The decision given by Lord Neuberger with unanimous agreement will not be welcomed by innovative rights holders who rely on Community registered design (CRD’s) to prevent copycat products. The Supreme Court confirmed Lord Justice’s Kitchin in the Court of Appeal rightly focused his assessment that the overall impression of the design was a horned animal and the fact the design had no decoration re-enforced that overall impression.  In contrast the impression of the Kidde Case was influenced by 2 tone colouring and the fact it looked like a lady bird or tiger and had antenna or ears.  Therefore, the Court of Appeal was not wrong to say the decoration of the Kidde Case affected how the shape itself strikes the eye and the overall impression it gives.

Interestingly, the Supreme Court did say it would have found the same result as the Court of Appeal, but only with regret as it recognised Trunki was original and clever.  However, this judgment crystallised a truth known to practitioners that CRD’s do not protect the idea or invention only the design.

A major plank on appeal was the contention whether a design feature of a CRD could be an absence of decoration. Given the Court of Appeal did not make such a free-standing contention the Supreme Court did not need to address it but in obiter comments said it was plain that absence of decoration as a matter of principle could be a feature of registered design.   This is a principle that famously appeared in the Apple v Samsung phone case and must turn on the proper interpretation of the images for the registered design. It can be difficult to construct whether this was a feature intended.  The Supreme Court stressed that absence of decoration does mean an accused design with decoration will avoid infringement, it just mean ornamentation is a factor which can be taken into account.

The Supreme Court left open if absence of ornamentation was a feature of the CRD in this particular case, as it did not need to be resolved on appeal.

The final issue was the contrast colouring of the CRD.  The Court of Appeal said the judge failed to take the contrast in wheel colour compared to the other aspects of design into account.  The Supreme Court had little sympathy for the argument of Magmatic that the contrast was shown because the wheels had a function.   In considering the scope of protection of CRDs, rights holders must assess if there is a colour contrast in black and white designs and the impact that has for enforcement.  The interpretation of the CRD is always vital and it is now clear the UK approach is that a colour contrast in black and white will be a feature affecting the overall impression of the design.

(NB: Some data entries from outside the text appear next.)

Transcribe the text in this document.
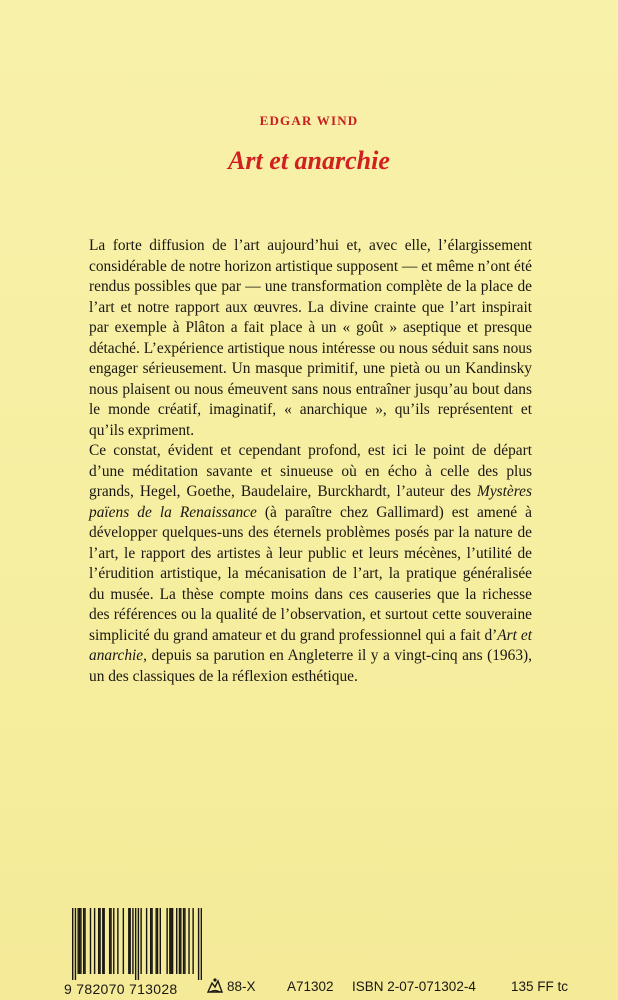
EDGAR WIND
Art et anarchie

La forte diffusion de l’art aujourd’hui et, avec elle, l’élargissement considérable de notre horizon artistique supposent — et même n’ont été rendus possibles que par — une transformation complète de la place de l’art et notre rapport aux œuvres. La divine crainte que l’art inspirait par exemple à Plâton a fait place à un « goût » aseptique et presque détaché. L’expérience artistique nous intéresse ou nous séduit sans nous engager sérieusement. Un masque primitif, une pietà ou un Kandinsky nous plaisent ou nous émeuvent sans nous entraîner jusqu’au bout dans le monde créatif, imaginatif, « anarchique », qu’ils représentent et qu’ils expriment.

Ce constat, évident et cependant profond, est ici le point de départ d’une méditation savante et sinueuse où en écho à celle des plus grands, Hegel, Goethe, Baudelaire, Burckhardt, l’auteur des Mystères païens de la Renaissance (à paraître chez Gallimard) est amené à développer quelques-uns des éternels problèmes posés par la nature de l’art, le rapport des artistes à leur public et leurs mécènes, l’utilité de l’érudition artistique, la mécanisation de l’art, la pratique généralisée du musée. La thèse compte moins dans ces causeries que la richesse des références ou la qualité de l’observation, et surtout cette souveraine simplicité du grand amateur et du grand professionnel qui a fait d’Art et anarchie, depuis sa parution en Angleterre il y a vingt-cinq ans (1963), un des classiques de la réflexion esthétique.

9 782070 713028	88-X A71302 ISBN 2-07-071302-4	135 FF tc
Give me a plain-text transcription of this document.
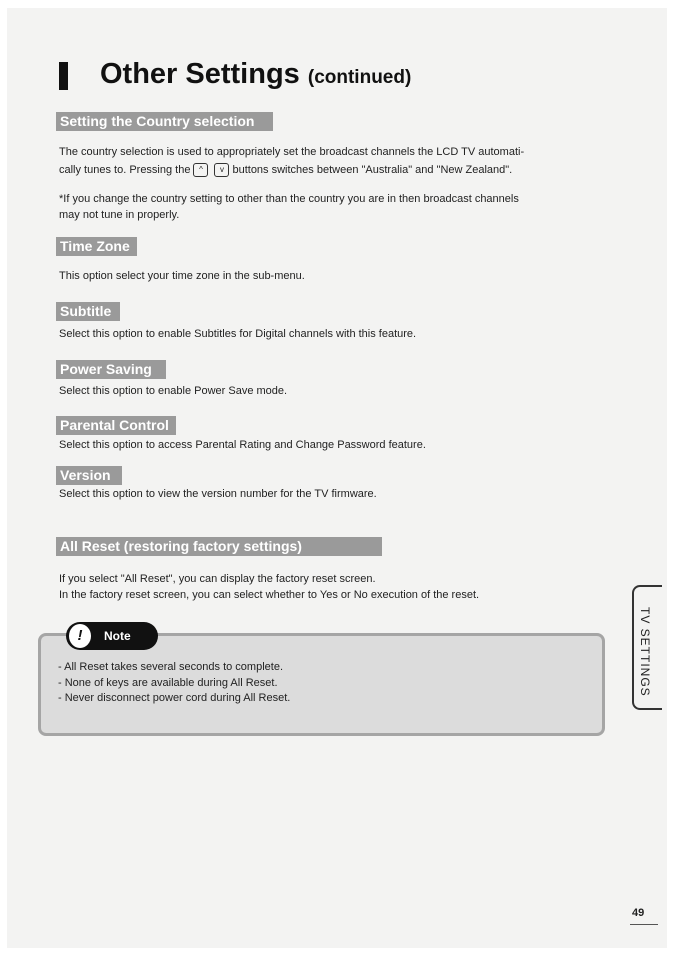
Other Settings (continued)
Setting the Country selection
The country selection is used to appropriately set the broadcast channels the LCD TV automati-
cally tunes to. Pressing the ^ v buttons switches between "Australia" and "New Zealand".
*If you change the country setting to other than the country you are in then broadcast channels
may not tune in properly.
Time Zone
This option select your time zone in the sub-menu.
Subtitle
Select this option to enable Subtitles for Digital channels with this feature.
Power Saving
Select this option to enable Power Save mode.
Parental Control
Select this option to access Parental Rating and Change Password feature.
Version
Select this option to view the version number for the TV firmware.
All Reset (restoring factory settings)
If you select "All Reset", you can display the factory reset screen.
In the factory reset screen, you can select whether to Yes or No execution of the reset.
!	Note
- All Reset takes several seconds to complete.
- None of keys are available during All Reset.
- Never disconnect power cord during All Reset.
TV SETTINGS
49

No issues needed to be referred to the CJEU because there was no point of law at issue. The issues all focused on interpretation of the images of the CRD at issue.  Though the contention of absence of ornamentation was a point of EU law, it did not raise an issue on appeal and further the Supreme Court did not consider it was arguable as Lord Neuberger considered that minimalism of design self evidently could be an important aspect of design.

In future, the key to enforcement of CRDs that have no ornamentation will be to assess if the overall impression of the accused product is affected by decoration.  Before this decision, it might have been more likely rights holders would dismiss surface decoration on an accused product if their CRD had none.  Now, in the right context, decoration must be taken into account if it significantly affects how the shape itself strikes the eye.